Let me assure you that Elo is at the top of his game with this one. Now in his 10th year as choreographer-in-residence, and in demand throughout the ballet world, he has delivered one of his most sensitive and emotional ballets in Awake Only, minus the gimmicks of the avant-garde sets and clanging scores of the past.
The curtain opens on a self-assured, tiny child (Liam Lurker) dressed in pajamas who will lead the dancers through the piece. Jeffrey Cirio, probably the youngest of the company’s principals and a star if ever there was one, takes the boy by the hand and leads him off-stage before bursting out into a solo that establishes the central theme – a young man on a quest for self-discovery. Cirio is small in stature and tightly-wound but he can do anything – high leaps, multiple spins, daring dashes to conquer the space – while letting us know how he feels. He is soon joined by a precisely stepping Lia Ciro (his sister in real life) and her partner, the tall and lithe Sabi Varga, whom Elo adores because the movements set on his body ripple through and out the dancer’s long limbs as if to go on forever.
Jeffrey Cirio is not destined to travel alone. Kathleen Breen Combes enters for a luscious pas de deux that maps out their affair from tentative meeting to melting into each others’ bodies. Six women on pointe, Whitney Jensen and Rachel Cossar among them, shadow the two couples, but each is given a solo on her own. The ballet has no definite conclusion as the child returns to push and prod the dancers into each next section, and to watch them at the end.
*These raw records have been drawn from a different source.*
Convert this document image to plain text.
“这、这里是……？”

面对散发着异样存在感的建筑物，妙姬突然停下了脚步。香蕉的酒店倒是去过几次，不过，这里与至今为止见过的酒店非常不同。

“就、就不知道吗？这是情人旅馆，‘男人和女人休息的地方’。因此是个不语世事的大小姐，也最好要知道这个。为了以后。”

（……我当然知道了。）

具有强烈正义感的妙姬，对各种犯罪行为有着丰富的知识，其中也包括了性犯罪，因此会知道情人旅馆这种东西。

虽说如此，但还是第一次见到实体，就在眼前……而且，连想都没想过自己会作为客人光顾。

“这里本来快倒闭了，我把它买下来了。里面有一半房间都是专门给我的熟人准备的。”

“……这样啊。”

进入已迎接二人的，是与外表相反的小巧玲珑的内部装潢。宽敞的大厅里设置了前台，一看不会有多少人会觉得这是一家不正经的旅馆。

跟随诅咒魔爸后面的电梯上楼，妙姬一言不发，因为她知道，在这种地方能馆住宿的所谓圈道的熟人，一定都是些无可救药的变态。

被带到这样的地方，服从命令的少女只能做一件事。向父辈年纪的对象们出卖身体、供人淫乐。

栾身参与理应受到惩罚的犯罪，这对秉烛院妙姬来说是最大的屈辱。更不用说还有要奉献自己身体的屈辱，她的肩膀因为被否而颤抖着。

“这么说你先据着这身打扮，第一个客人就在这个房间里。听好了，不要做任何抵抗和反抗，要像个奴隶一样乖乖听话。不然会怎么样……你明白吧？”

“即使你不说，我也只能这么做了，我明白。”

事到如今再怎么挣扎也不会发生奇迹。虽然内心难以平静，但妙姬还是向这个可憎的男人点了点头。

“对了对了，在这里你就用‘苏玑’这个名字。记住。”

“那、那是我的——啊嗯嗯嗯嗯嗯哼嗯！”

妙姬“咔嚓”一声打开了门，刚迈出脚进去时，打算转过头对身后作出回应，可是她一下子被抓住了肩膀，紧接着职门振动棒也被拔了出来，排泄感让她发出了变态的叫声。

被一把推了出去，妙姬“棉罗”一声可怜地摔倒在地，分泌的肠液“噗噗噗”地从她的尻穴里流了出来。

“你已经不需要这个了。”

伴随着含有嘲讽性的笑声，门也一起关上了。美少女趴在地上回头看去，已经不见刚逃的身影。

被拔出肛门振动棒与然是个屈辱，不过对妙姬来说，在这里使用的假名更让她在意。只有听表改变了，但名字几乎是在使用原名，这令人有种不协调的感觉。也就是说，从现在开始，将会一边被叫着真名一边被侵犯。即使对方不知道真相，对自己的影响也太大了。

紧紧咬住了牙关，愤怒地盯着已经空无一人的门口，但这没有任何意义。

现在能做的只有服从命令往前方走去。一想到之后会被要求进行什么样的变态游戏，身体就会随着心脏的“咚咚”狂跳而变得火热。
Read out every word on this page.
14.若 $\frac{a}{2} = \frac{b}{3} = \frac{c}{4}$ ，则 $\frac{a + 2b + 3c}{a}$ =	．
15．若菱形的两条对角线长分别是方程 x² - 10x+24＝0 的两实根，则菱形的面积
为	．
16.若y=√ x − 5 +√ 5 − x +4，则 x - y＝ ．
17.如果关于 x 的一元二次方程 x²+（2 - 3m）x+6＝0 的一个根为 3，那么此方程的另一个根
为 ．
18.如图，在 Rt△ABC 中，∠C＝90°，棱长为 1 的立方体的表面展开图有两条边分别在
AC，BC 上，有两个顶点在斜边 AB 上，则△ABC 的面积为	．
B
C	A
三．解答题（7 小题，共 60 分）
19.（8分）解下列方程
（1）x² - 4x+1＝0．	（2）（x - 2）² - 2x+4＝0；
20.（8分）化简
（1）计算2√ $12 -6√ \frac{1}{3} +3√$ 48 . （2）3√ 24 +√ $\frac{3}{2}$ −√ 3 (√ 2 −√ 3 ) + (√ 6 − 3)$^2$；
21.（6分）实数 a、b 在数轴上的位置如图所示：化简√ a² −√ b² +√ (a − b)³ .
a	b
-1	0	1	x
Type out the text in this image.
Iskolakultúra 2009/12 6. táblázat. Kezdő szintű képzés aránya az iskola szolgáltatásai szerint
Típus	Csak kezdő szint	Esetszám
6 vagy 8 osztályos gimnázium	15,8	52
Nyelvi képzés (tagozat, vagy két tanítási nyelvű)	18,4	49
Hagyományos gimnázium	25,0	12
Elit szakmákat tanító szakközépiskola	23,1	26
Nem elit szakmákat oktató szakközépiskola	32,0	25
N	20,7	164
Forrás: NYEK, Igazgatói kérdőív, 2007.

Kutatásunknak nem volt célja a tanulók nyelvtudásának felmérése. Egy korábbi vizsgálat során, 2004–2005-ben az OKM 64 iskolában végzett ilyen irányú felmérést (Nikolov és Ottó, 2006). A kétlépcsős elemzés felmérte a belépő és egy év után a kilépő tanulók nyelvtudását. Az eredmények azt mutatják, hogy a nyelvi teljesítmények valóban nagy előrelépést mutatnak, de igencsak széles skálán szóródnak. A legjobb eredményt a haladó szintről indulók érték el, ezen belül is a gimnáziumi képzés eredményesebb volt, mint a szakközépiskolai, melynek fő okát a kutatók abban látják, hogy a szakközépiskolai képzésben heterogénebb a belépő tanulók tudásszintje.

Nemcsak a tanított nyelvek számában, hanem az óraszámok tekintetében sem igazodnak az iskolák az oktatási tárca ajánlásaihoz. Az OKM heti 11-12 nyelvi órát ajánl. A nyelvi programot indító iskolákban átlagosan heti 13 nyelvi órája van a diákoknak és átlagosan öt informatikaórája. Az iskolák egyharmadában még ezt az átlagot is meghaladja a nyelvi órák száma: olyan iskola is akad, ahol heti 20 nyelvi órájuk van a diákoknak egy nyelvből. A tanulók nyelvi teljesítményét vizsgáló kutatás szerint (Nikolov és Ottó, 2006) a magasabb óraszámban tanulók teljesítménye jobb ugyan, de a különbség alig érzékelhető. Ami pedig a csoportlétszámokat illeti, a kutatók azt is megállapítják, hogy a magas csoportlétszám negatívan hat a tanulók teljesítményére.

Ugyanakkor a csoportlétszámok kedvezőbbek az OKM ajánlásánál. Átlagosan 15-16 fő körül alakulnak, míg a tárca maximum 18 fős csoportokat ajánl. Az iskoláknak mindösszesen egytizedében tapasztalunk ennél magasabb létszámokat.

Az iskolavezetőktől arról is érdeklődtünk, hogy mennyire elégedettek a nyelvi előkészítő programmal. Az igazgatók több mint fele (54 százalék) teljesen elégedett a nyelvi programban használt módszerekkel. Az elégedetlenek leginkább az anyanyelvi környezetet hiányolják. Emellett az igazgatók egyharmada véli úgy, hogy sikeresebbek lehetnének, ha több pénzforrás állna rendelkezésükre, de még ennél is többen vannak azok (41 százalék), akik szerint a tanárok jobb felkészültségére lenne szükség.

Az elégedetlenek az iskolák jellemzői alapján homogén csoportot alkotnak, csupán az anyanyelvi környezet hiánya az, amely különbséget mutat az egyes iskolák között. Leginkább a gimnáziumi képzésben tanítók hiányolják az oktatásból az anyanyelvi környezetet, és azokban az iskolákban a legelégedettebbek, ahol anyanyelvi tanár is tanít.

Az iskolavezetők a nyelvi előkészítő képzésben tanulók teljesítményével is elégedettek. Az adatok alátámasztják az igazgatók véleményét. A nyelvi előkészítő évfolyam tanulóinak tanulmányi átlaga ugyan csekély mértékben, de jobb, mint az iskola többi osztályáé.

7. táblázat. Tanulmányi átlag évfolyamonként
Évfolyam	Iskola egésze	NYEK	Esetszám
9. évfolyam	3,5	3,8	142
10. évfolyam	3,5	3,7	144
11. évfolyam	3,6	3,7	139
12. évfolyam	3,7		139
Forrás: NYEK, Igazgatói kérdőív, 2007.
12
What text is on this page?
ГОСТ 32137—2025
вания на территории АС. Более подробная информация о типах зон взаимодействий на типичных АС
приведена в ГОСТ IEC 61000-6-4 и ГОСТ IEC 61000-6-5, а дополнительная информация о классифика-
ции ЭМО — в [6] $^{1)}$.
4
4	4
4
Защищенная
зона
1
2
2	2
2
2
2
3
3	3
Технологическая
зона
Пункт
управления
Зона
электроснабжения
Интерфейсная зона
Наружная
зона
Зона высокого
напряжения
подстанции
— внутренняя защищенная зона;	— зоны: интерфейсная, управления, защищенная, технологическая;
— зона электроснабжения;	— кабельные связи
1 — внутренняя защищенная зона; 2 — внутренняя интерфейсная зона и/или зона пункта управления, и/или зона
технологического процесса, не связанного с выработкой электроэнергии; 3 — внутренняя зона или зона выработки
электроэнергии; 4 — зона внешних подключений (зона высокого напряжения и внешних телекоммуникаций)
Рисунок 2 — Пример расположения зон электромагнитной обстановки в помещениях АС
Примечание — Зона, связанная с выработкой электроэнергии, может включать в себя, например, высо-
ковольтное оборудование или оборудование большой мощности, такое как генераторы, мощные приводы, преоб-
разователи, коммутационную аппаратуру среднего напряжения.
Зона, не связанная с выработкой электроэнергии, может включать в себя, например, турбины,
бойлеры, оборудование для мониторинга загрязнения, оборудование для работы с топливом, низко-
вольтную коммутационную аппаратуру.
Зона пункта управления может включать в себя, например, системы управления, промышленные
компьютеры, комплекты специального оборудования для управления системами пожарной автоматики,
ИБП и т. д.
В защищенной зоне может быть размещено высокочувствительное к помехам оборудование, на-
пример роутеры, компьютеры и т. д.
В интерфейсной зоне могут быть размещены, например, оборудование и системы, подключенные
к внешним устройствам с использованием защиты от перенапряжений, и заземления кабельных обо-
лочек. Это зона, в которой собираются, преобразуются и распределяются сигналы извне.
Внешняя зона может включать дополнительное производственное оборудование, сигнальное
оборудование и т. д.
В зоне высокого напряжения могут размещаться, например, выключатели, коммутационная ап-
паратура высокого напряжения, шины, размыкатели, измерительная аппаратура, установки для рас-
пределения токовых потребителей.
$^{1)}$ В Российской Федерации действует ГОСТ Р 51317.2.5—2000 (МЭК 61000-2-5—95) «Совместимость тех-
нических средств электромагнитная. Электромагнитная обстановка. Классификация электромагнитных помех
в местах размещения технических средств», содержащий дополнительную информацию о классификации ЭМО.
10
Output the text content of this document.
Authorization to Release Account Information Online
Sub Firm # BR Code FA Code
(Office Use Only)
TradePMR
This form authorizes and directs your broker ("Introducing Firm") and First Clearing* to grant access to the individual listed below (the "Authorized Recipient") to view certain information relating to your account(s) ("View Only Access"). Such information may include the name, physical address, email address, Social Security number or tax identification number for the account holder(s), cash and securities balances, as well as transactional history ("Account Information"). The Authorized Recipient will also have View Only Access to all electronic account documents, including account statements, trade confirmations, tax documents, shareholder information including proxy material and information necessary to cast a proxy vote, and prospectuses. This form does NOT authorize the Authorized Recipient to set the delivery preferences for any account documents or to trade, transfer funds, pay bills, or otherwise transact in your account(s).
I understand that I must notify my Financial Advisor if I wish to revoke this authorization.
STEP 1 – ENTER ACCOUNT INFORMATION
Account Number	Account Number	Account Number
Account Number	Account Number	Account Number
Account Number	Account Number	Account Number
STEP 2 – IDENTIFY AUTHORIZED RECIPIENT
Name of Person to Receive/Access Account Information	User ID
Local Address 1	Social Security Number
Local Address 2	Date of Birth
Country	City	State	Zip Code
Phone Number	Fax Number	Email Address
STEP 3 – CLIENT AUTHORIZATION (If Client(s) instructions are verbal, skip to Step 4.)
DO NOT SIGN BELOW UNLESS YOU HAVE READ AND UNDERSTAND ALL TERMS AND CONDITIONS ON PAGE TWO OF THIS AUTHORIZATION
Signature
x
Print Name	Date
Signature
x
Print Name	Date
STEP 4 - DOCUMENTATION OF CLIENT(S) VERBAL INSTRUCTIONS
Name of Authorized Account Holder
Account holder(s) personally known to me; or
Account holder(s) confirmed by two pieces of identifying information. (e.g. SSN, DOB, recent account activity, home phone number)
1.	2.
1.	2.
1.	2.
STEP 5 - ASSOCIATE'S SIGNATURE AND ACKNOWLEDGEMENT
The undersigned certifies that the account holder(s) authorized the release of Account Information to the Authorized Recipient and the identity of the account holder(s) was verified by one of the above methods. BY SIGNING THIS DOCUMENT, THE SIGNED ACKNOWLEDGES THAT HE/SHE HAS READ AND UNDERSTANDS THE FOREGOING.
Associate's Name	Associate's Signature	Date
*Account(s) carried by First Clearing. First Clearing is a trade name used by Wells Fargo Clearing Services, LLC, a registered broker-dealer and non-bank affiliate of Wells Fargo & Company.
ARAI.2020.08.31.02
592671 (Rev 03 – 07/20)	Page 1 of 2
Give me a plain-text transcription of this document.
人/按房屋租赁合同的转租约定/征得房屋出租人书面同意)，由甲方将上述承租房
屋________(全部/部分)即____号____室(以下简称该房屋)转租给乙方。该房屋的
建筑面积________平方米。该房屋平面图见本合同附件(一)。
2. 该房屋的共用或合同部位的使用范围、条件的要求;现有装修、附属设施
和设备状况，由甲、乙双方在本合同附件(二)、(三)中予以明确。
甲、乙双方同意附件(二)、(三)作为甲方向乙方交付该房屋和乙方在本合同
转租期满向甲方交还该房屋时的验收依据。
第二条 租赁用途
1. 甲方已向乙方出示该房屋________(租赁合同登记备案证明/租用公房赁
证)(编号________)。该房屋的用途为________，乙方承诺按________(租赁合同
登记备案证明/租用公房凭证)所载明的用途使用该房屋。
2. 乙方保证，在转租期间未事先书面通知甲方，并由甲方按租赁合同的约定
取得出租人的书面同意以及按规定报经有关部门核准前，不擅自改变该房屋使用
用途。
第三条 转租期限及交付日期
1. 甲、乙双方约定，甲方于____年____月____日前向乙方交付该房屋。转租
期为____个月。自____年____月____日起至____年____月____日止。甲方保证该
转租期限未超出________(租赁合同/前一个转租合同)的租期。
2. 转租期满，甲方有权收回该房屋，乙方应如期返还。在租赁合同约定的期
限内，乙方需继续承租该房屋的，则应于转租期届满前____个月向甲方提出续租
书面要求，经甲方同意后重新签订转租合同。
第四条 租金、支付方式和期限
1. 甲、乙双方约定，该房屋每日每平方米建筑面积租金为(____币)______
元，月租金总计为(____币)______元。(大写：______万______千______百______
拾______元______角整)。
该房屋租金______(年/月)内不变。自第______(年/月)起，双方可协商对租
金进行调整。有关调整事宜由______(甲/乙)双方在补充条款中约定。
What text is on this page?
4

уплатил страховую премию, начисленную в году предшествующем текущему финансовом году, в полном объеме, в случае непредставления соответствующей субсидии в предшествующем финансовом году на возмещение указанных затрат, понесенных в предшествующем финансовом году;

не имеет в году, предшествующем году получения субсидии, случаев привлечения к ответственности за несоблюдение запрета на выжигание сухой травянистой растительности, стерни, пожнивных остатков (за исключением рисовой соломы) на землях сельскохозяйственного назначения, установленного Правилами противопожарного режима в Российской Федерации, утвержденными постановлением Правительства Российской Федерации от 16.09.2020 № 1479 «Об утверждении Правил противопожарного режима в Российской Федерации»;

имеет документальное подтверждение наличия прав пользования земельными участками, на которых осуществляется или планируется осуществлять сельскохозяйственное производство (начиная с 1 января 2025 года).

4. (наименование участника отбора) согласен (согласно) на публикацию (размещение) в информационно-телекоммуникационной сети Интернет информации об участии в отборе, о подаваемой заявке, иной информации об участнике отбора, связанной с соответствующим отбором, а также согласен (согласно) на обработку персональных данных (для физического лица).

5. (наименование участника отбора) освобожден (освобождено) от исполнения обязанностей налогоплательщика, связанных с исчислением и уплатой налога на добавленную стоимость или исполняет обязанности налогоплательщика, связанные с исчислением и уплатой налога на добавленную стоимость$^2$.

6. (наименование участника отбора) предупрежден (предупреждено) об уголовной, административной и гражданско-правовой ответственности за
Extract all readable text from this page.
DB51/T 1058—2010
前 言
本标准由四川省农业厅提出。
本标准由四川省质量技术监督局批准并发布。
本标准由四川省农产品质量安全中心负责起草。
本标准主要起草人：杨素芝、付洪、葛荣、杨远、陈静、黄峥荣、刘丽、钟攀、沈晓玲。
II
If the little boy is a sentimental tug to the heart-strings, he’s also a reminder that we all start at the same place, although our journeys take us on various paths.
The two other works on the program are repeats for the company: Rooster, a ballet for people who hate the ballet, by choreographer Christopher Bruce that’s set to music by the Rolling Stones, and William Forsythe’s The Second Detail, to anatonal score by Thom Willems. Bruce’s work is a predictable response to the pop music.
In The Second Detail, Forsythe takes us into a Star Wars future where the unisex, gray-clad citizens dance out their pieces and then walk off stage or to the rear to sit on stools and gaze impassibly at the action. Then comes the jolt ofthe surprise ending, a “crazy-lady” solo by Lorna Feijoo. Feijoo’s performance is a reminder of her power as a supremely talented actress as well as dancer, however I’m not sure we needed to see either of these works so soon again.
IF YOU GO . . . .
AwakeOnly The Boston Ballet, at The Boston Opera House through Nov. 4.